ISLAMABAD - The echoing calls for involving the military to set the things straight in Karachi emanate out of politically motivated reasons whereas the volatile security situation in the cosmopolitan city is manageable by a paramilitary force and the civilian law enforcement apparatus, pertinent military circles believe.
During a detailed background interaction with this correspondent on Tuesday, the security officials shared what they termed as the security establishment’s perspective on Karachi situation.
While the officials voiced their concerns over the political divide on purging the Karachi of non-state actors, they believed that certain political forces were trying to exploit the city’s situation in a way that could best serve their interests but through highhanded methods.
Despite strong resentment shown by the political parties, Muttahida Quami Movement (MQM) looks adamant in its demand for handing over Karachi’s security control to the military, linking this proposal to bringing peace in the city.
Sounding dismissive of the option to land the regular army troops for an all-out operation in Karachi, the military insiders said that Sindh Rangers-led targeted operations in the pinpointed areas could bring the cosmopolitan’s security situation under control.
“Karachi is quite manageable (by Rangers).

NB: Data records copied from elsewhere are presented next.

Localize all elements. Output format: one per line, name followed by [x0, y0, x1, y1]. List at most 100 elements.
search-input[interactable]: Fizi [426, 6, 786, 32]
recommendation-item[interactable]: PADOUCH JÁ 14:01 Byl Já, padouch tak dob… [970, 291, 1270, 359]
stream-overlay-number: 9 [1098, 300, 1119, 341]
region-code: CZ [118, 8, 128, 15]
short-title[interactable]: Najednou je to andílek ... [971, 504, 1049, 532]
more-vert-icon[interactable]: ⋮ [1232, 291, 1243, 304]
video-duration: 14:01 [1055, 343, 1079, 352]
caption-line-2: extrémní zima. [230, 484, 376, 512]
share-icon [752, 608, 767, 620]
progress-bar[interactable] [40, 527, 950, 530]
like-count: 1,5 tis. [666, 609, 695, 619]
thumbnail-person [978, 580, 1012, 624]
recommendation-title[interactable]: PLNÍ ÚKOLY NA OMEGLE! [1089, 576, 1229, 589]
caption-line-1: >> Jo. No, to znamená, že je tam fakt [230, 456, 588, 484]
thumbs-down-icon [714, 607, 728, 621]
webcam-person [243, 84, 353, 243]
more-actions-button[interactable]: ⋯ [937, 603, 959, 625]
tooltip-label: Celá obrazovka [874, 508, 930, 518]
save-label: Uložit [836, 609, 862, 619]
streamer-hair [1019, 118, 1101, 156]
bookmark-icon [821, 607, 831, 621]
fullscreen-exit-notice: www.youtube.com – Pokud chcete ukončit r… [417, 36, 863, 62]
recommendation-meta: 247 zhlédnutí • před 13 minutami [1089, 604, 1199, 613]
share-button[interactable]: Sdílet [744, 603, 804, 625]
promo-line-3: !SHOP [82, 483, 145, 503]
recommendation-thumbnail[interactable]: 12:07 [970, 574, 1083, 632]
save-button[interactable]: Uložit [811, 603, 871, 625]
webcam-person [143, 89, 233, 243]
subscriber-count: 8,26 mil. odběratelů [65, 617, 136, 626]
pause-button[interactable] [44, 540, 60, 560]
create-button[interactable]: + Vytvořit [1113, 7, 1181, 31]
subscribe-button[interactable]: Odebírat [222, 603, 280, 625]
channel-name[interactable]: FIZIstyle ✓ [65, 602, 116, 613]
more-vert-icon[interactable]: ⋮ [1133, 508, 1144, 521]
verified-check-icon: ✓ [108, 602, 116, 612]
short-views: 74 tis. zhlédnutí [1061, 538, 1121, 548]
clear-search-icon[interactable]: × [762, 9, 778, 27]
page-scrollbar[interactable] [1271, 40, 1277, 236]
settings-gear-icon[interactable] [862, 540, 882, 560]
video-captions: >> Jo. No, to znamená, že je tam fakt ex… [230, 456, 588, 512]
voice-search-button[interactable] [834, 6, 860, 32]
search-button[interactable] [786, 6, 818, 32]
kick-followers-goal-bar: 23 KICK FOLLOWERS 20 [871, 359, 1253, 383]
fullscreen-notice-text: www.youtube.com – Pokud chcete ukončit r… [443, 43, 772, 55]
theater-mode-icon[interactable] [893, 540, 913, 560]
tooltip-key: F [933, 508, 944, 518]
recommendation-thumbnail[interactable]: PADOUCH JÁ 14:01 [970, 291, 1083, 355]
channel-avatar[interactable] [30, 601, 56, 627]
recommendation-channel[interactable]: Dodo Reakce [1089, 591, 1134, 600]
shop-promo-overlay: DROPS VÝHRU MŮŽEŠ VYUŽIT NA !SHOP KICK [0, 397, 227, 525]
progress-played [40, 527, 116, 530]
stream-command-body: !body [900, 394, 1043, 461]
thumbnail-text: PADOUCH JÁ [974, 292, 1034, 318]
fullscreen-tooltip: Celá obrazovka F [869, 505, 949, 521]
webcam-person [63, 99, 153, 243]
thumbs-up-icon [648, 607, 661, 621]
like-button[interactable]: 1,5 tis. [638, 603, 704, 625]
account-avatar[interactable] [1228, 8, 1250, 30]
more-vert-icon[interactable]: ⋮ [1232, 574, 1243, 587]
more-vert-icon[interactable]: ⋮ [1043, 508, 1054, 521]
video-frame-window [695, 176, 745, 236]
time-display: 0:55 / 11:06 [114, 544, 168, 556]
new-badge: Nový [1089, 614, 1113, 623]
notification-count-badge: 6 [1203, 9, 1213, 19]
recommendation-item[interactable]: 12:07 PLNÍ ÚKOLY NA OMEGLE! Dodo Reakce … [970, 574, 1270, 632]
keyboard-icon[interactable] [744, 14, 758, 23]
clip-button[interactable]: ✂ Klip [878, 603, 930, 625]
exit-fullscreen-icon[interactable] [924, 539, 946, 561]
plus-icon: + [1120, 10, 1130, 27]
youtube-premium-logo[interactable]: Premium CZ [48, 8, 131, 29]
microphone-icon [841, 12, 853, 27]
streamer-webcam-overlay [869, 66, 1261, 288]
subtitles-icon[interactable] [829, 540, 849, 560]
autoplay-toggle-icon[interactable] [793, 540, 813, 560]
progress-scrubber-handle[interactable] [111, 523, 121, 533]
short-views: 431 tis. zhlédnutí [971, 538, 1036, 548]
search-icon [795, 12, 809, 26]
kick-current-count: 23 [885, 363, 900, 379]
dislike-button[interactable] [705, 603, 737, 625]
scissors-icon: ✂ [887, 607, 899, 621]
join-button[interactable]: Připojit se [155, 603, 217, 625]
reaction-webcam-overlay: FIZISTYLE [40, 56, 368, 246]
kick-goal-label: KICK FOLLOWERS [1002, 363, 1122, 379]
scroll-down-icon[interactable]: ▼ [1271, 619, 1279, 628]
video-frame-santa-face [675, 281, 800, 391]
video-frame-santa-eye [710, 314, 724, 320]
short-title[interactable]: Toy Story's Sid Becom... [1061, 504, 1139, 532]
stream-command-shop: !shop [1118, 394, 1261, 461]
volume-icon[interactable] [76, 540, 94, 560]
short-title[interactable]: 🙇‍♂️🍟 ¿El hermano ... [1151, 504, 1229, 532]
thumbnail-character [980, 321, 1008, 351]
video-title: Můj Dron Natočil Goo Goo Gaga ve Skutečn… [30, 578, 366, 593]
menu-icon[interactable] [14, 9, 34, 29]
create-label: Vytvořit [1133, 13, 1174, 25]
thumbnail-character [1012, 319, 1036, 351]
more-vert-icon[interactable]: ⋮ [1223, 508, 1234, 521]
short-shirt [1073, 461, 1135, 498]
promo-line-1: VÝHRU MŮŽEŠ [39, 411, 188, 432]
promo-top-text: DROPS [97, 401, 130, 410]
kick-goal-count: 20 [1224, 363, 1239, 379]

It’s more of a political gimmick to ridicule the Rangers and show trust in army that makes so ambiguous a stance. Rangers is an army-led force, after all, “ the officials commented on the calls to involve military in Karachi in the wake of the mistrust shown by MQM on the Sindh Rangers.
Labelling the paramilitary force as a partisan entity, the MQM questions the credibility of Sindh Rangers fearing that it could resort to discrimination if tasked with a security clean-up in the cosmopolitan city. These doubts are linked to the deep-rooted fears Altaf Hussain’s party holds regarding the central ruling party Pakistan Muslim League-Nawaz (PML-N) approach towards Karachi issue. Many MQM leaders have been vocal in stating that Sindh Rangers-led operation in Karachi would be nothing else than a replica of 1992 operation, which, they allege, was the MQM members genocide, in an obvious reference to an all-out rangers-launched crackdown against the terrorists allegedly linked with MQM during Nawaz Sharif’s first tenure in power, back in 1992.
The security officials have a different story to tell. “Why did the peace return in Karachi if 1992 military action was witch-hunting or genocide of the members of a political party? More than a dozen people were being killed in Karachi every single day by the terrorists and there was peace as soon as surgical cleansing was carried out.”
However, the peace, the security officials referred to, did not last long. The security situation in Karachi turned challenging by 1994 and Benazir Butto-led Pakistan People’s Party government had to launch another Rangers-executed military operation the next year (1995). Karachi remained peaceful for several years that followed this military action.
“The military does not have to land in Karachi. The paramilitary unit (Sindh Rangers) is well equipped and capable enough to take care of the city. Over the years, the operational and organisational capabilities of Pakistan’s paramilitary set-up have been augmented to conduct counter-terrorism and counter-insurgency operations effectively,” the security insiders claimed.
Referring to the MQM, the military men said, “The political parties that want the army to land in Karachi are fully aware of the fact that army would not be in for a clean-up. And knowing that Rangers, with the support of law enforcement agencies, would be dealing with miscreants without involving the regular army men, it looks so convenient to point fingers and cast aspersions on the paramilitary force in an attempt to avoid surgical cleansing.”
According to the data shared with this newspaper, 700 companies/wings of Sindh Rangers comprising of 17,000 personnel have been deployed in all the five districts of Karachi, North, East, West, Central and Malir. These areas have been operationally divided into companies and sectors depending upon the operational requirements and the adjustments to be made accordingly. Each company is headed by an officer up to the rank of a lieutenant colonel known as company commandant. Apart from the Rangers troops, additional 8,000 men from Karachi corps are assigned as a backup force that can be called in to assist the Rangers, whenever required.
“This is not the question if army can spare troops for a complete operation clean-up in Karachi due to its extensive occupations on other fronts. The question is: can Rangers supervise a large-scale security operation the way it had in the past? And the answer is yes it can and without the military’s operational support, this time,” The Nation was told.
The number of Rangers men and companies in Karachi could be compared to 694 wings of Frontier Corps (FC) comprising of 15,000 personnel in Balochistan involved in counter-insurgency operations.
Further details suggest that non-state actors have been classified into three main categories in Karachi. These include Mohajir-dominated groups, Pakhtun-dominated groups and religious outfits including Taliban factions and sectarian groups. “Almost all kind of criminal activities including kidnappings for ransom, extortion and targeted killings are done by these elements. It’s no rocket science to identify them and then track them down irrespective of their political affiliations. All it takes is political will and administrative decision-making,” security men believed.